La interacción dialéctica entre ambiente y organismos con movimiento autónomo condujo al proceso de encefalización y a la formación de los primeros cerebros. Millones de años después, en el género Homo, se incrementó el tamaño cerebral para poder procesar información cada vez más compleja.
En la evolución del encéfalo humano las interacciones sociales generaron presiones selectivas que favorecieron a los que mejor se desempeñaran en los grupos sociales, permitiéndoles tener un mayor dominio del medio ambiente, encontrar fuentes de alimento, refugio, materiales para construir herramientas, etcétera.
En homininos tan antiguos como Ardipithecus y Australopithecus el tamaño del cerebro era semejante al de los chimpancés, pero el de los Homo estuvo sometido a presiones de selección más complejas que terminaron modificando algunas relaciones anatómicas de sus constituyentes y aumentando el tamaño.

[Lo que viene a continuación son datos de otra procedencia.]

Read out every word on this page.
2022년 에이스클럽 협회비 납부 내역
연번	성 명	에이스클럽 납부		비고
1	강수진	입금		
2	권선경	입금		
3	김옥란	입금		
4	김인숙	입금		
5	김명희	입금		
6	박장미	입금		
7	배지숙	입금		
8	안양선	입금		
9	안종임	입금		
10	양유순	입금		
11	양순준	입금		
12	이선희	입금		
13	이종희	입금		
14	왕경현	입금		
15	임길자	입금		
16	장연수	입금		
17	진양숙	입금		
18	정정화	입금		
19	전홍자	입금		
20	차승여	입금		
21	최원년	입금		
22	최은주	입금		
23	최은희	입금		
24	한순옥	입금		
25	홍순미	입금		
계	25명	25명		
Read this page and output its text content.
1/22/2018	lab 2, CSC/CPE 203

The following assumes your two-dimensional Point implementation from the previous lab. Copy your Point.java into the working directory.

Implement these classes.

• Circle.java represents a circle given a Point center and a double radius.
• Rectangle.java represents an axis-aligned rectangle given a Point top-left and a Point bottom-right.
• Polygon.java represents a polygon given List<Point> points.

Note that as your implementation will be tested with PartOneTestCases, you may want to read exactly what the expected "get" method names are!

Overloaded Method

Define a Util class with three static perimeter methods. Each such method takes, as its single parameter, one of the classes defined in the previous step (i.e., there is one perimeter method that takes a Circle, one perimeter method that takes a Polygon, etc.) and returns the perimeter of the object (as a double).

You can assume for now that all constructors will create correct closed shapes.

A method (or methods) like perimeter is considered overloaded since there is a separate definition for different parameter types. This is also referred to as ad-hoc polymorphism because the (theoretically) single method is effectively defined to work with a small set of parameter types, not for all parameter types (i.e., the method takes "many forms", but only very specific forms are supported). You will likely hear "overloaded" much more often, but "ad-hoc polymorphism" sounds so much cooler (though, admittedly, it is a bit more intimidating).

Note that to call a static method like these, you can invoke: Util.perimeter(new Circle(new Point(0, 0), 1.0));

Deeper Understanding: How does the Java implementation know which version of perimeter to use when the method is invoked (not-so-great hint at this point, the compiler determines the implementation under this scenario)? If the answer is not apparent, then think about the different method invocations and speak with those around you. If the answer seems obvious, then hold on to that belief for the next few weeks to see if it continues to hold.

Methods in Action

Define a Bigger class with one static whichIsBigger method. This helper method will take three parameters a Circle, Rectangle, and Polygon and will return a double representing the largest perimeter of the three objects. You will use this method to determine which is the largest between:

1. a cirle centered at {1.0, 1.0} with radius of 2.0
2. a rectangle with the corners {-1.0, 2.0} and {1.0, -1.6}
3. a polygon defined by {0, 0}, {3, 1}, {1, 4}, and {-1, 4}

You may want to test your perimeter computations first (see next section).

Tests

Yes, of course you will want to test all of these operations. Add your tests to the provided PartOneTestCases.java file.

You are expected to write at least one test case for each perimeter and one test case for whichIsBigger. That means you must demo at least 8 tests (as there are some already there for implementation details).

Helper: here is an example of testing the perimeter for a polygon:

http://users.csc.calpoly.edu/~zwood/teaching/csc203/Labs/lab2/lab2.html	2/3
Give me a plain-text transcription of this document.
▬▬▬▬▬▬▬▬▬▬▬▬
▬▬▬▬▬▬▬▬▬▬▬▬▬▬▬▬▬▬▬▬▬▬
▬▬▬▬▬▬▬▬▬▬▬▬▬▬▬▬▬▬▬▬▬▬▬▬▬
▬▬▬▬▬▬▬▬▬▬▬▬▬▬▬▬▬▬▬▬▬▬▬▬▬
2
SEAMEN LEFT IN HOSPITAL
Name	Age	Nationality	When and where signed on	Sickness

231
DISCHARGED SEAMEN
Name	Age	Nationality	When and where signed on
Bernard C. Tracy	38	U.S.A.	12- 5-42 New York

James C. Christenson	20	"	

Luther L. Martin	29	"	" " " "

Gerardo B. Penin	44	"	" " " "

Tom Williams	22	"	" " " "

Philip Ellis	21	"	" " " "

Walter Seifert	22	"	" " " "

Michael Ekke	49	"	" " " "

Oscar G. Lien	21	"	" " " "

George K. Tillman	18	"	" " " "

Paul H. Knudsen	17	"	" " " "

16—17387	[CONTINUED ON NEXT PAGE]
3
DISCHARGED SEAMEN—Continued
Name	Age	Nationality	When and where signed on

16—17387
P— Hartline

Tales cambios permitieron que surgieran individuos con mayores habilidades técnicas para construir herramientas, más talentosos para buscar fuentes de alimento vegetal y animal, con comportamientos más cooperativos. Todas estas cualidades favorecieron la supervivencia de los humanos en la sabana africana, un ambiente plagado de peligros que no era nada amable para nuestros ancestros.
Damasio defiende que «mucho antes del alba de la humanidad, los seres eran seres. En algún punto de la evolución, comenzó una consciencia elemental. Con esta consciencia elemental vino una mente simple; con una mayor complejidad de la mente apareció la posibilidad de pensar y, aún más tarde, de utilizar el lenguaje para comunicar y organizar mejor el pensamiento».
La construcción de herramientas de piedra cada vez más elaboradas tuvo que haber favorecido la complejización de la mente: cuando los individuos más hábiles en la tarea de percutir una piedra contra otra, en sus mentes ya estaba la imagen del objeto que querían construir y con sus manos la imponían a la roca. Igual haría millones de años después Miguel Ángel con el bloque de mármol de Carrara para tallar la grandiosa Pietá.